Participants also raised the issue of social assistance benefits. In Quebec, determining patients’ social assistance needs is under the purview of physicians. It is they who declare a patient fit or unfit for work, which influences the amount of benefits granted by the government. A person who is declared unfit for work receives $314 more per month than one who lives alone and is declared fit for work (effective January 1, 2013). One PLP participant said:
[For us] to get 900 [dollars] per month, physicians need to fill out forms. They don’t always want to do it because they’re afraid of being contested by the Social Assistance Program. The barrier is that the law requires physicians to decide whether you’ll have 600 or 900 [dollars] a month to live on.

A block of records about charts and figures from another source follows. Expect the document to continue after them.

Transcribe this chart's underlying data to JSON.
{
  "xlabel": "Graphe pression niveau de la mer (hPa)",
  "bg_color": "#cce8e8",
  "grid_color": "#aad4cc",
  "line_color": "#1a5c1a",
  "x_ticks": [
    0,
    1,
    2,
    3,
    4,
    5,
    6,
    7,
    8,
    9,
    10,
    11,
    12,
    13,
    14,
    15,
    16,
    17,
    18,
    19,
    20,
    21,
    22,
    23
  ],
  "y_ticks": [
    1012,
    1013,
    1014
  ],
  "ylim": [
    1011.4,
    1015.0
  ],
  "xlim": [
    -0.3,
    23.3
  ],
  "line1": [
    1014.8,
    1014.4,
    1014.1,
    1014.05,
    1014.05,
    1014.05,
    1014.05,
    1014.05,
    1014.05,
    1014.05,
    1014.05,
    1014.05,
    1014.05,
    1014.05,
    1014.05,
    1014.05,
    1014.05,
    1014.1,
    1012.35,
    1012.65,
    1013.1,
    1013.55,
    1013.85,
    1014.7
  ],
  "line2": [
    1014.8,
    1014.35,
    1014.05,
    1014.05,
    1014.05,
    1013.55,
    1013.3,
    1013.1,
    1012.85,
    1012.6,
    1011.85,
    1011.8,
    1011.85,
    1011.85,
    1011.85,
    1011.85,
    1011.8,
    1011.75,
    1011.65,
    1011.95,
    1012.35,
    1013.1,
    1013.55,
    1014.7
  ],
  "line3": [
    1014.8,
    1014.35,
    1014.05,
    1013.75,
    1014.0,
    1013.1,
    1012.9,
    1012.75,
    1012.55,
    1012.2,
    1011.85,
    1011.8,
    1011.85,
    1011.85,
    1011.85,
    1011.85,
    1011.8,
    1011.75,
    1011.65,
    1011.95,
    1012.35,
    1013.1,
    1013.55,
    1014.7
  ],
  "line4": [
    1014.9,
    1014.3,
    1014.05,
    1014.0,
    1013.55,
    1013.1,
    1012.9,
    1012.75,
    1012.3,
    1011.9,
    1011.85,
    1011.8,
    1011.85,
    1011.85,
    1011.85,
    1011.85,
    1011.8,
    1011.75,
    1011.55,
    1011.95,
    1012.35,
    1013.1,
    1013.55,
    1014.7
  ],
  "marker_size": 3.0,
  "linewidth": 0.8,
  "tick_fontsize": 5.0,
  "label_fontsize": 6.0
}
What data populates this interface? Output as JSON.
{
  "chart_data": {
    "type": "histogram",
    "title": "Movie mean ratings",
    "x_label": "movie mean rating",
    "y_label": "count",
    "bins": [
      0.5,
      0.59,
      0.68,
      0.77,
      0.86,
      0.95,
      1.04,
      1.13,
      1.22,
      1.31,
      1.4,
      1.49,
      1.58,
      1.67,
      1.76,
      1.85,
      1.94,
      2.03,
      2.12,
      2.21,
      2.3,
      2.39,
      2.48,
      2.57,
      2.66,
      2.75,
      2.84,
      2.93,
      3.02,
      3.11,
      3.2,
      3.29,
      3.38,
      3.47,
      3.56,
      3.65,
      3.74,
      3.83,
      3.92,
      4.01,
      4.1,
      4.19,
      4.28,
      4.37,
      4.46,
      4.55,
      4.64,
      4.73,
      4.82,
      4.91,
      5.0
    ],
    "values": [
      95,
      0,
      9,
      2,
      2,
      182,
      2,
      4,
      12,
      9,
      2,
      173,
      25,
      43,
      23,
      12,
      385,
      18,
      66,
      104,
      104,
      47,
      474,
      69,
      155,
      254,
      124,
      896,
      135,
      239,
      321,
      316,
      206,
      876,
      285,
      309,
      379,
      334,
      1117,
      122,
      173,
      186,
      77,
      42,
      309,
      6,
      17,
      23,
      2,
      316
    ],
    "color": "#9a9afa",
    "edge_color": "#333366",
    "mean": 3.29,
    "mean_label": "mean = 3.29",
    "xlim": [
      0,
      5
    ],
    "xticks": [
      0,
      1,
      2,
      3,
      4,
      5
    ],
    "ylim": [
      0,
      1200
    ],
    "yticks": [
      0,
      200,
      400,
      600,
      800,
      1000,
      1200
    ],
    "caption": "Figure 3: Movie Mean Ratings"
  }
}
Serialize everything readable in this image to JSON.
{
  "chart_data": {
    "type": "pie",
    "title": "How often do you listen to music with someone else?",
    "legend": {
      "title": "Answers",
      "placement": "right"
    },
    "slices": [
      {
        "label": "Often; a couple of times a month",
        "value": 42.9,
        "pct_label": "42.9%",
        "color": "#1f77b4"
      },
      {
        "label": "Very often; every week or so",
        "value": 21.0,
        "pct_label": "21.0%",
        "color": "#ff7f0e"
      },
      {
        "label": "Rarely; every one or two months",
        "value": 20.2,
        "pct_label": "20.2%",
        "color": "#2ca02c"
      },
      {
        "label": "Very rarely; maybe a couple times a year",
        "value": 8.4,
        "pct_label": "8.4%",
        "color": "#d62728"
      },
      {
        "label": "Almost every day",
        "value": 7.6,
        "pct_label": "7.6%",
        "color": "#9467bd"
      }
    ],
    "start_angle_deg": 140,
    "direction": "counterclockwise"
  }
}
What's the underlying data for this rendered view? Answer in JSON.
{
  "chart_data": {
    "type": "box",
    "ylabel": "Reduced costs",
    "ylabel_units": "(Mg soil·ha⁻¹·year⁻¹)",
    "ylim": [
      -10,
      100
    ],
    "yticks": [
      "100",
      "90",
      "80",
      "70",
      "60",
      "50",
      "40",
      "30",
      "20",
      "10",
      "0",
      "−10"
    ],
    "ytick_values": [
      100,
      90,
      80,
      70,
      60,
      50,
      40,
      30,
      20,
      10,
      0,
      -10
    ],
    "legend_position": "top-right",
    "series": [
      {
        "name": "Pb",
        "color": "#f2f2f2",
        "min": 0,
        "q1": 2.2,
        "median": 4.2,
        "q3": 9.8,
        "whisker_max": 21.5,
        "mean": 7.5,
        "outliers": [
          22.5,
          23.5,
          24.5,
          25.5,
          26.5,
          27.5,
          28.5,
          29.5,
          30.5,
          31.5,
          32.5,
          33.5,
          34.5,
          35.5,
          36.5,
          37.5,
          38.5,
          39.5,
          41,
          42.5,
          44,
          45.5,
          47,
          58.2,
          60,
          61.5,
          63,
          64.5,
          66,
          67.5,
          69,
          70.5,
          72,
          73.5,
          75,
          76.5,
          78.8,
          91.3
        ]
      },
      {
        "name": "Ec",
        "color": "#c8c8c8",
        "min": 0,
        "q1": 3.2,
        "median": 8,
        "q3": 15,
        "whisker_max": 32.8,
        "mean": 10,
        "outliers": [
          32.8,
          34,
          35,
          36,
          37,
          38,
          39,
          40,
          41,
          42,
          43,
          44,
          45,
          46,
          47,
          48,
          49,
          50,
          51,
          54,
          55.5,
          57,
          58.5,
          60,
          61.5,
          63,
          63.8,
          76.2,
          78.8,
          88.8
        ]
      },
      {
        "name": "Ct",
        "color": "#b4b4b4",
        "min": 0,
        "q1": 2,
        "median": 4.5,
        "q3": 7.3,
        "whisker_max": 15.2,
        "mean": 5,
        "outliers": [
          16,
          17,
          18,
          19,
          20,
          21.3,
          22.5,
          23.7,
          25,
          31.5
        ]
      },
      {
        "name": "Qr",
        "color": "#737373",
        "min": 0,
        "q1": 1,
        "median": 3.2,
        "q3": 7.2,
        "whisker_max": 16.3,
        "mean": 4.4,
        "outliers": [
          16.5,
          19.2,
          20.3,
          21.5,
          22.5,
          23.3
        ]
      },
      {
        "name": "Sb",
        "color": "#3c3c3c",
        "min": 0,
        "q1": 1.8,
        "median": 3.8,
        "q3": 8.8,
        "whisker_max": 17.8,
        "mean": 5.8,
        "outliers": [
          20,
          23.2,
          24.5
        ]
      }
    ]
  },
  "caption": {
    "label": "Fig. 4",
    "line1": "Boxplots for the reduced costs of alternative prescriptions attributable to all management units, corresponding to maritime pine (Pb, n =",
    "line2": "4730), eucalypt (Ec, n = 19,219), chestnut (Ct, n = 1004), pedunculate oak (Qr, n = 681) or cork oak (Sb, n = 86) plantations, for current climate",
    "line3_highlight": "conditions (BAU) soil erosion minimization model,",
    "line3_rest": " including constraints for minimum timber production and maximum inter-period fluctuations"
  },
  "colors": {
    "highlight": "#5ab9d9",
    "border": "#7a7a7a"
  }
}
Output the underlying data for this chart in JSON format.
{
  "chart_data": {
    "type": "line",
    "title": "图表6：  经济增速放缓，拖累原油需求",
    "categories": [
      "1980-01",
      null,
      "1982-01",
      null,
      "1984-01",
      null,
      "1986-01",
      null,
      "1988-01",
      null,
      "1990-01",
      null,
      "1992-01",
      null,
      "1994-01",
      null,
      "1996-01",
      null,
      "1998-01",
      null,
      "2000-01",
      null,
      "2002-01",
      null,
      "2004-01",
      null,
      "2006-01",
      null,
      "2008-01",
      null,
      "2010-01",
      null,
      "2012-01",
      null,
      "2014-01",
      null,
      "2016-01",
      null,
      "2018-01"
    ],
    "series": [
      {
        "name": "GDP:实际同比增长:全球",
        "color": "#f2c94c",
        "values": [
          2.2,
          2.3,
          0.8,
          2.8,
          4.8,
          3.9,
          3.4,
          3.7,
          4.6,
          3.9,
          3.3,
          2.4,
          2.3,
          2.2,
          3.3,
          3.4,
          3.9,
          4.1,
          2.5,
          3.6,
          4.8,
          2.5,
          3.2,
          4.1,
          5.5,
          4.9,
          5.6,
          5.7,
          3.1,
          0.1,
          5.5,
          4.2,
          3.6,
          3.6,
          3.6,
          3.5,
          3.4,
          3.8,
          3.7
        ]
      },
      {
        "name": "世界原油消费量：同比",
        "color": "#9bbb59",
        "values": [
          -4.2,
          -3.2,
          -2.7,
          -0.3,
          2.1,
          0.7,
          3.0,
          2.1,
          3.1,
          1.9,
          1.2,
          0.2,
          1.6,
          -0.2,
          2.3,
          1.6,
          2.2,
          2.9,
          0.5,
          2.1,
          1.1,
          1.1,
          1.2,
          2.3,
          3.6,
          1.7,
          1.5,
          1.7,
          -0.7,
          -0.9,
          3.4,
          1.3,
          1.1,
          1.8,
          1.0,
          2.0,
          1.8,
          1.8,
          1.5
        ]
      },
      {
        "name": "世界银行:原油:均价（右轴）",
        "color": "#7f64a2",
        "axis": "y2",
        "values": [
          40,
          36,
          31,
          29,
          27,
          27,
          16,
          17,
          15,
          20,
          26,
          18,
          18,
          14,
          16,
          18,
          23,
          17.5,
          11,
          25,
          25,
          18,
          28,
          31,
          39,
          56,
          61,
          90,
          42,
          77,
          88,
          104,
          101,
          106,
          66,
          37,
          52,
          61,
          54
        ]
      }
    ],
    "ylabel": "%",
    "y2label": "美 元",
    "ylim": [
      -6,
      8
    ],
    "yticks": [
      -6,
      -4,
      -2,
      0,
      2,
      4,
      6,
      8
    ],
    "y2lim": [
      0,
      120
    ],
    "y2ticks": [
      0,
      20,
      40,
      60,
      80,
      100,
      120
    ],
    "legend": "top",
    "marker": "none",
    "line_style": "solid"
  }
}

PLPs who believe they are eligible for the additional disability amount need physicians to complete specific paperwork, but physicians may feel uncomfortable performing this task. Physicians find themselves in a dilemma because they are aware of the impact their decision has on the lives of PLPs. For our participants, this government policy has created inequities and stress for persons receiving social assistance as well as for doctors, who want better life conditions for their patients and a good care relationship. As expressed by a physician:
Just to say, I agree it’s pretty hellish. We’re filling out forms and entering things just to enter things. And even if I put those things in, it works for a while and then one day they [bureaucrats with the Social Assistance Program] don’t buy it anymore.... It worked, and suddenly it’s not working anymore, the check is cut, the person doesn’t even know. So we feel very badly, too.